Narces Benoit said he and girlfriend Ericka Davis just happened to be in the area when nearly dozen officers surrounded a car driven by Raymond Herisse and opened fire. Herisse was killed and four bystanders and three police officers were injured.

Benoit said when he saw the officers surrounding the car, he pulled out his cell phone and hit the video record button. After the shooting, Benoit said when one of the officers noticed him recording what was going on, he came over to the truck with his gun drawn.

"One of the officers jumped in the truck, put a pistol to me head, poked me like three times saying 'What the"bleep" is you recording?" By that time I was on the floor, handcuffed, my phone was smashed, he stepped on it," said Benoit.

Benoit said he was able to pull the memory card from the phone and hide it in his mouth while he and Davis were questioned by police.

He's now considering suing the Miami Beach police department over the way he and Davis were treated.

Late Tuesday, the city of Miami Beach denied that claim.

City spokesperson Nannette Rodriguez released a statement saying that officers reacted only after Benoit was seen rapidly walking to his car. Rodriguez stated that Benoit was arrested because he matched the description of one of the suspects just reported fleeing the scene, and refused to stop after repeated commands.

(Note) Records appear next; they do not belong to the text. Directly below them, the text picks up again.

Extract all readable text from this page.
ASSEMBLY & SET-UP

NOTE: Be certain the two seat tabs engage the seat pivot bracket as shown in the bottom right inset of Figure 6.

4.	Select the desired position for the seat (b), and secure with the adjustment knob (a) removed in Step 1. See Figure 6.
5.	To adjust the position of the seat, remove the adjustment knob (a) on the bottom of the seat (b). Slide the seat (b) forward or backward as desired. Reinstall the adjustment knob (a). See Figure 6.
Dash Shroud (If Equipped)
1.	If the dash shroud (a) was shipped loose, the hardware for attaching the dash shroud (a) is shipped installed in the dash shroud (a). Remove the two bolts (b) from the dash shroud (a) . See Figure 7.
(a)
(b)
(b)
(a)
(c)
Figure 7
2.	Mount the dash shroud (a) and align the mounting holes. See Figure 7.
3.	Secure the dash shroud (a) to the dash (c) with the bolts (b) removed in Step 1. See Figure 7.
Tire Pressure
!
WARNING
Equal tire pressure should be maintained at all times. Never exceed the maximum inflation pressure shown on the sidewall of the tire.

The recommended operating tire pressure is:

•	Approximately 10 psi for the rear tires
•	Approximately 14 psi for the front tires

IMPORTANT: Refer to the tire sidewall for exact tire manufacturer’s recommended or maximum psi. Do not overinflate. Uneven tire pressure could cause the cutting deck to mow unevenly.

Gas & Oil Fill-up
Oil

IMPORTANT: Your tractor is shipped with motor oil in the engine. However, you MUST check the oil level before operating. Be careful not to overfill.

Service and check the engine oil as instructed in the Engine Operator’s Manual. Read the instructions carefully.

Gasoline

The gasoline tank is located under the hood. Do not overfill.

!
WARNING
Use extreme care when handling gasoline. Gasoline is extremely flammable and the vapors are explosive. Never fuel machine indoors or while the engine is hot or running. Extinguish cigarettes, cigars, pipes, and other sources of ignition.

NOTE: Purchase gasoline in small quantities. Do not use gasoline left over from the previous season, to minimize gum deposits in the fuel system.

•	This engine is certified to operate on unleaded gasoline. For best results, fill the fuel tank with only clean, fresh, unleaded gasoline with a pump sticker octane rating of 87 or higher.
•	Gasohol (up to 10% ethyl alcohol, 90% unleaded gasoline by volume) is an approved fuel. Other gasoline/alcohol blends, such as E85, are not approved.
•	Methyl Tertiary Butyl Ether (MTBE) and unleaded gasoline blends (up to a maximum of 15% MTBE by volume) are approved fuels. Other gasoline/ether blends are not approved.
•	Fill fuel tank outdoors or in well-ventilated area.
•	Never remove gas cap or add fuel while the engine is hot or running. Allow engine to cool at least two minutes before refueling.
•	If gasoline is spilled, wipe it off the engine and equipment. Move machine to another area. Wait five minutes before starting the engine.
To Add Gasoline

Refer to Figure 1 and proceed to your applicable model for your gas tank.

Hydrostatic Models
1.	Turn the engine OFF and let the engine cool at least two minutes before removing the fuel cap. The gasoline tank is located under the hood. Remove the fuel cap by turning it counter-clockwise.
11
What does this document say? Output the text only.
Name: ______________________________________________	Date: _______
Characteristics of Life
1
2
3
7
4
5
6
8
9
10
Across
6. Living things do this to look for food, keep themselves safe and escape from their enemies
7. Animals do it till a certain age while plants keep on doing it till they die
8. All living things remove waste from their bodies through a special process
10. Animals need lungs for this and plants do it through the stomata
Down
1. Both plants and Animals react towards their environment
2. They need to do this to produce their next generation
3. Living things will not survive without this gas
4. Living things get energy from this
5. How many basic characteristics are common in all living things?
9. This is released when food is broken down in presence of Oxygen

The statement read, in part:

"During the course of the investigation, Mr. Benoit was brought to the station as a witness to the incident. In a recorded statement, the investigating detective informed Mr. Benoit that his cell phone was being seized as investigative evidence and would be returned to him at a later date. Mr. Benoit signed and was provided with a copy of the Miami Beach Property Receipt. Any and all video of the incident is crucial to the investigation, and it is not unusual for police to secure any video that may have evidentiary value. Several other phones were also secured during the course of the investigation."

Rodriguez went on to say that the damage to Benoit's cell phone was minimal.

Police opened fire just before 4:00 a.m. Monday, May 30th, after Herisse reportedly got into an altercation with an officer at 18th Street and Collins Avenue. Miami Beach police said it wasn't Herisse's first attempt to strike an officer.

"From the initial stop, there was an attempt to strike an officer with his vehicle and there was an attempt later on Collins Avenue to strike two other officers that I'm aware off, at approximately 15th and Collins, and there was an attempt to strike two officers on bicycles somewhere down the 1300 block of Collins Avenue. So to the best of my knowledge at this point, a total of five officers were almost struck by this individual," said Miami Beach Police Chief Carlos Noriega at the time.

More than one hundred rounds were fired by the eight Miami Beach and four Hialeah police officers involved in the shooting. Police found a Berretta 92F semi-automatic pistol in the car Herisse was driving, but haven't said if it was fired during the melee.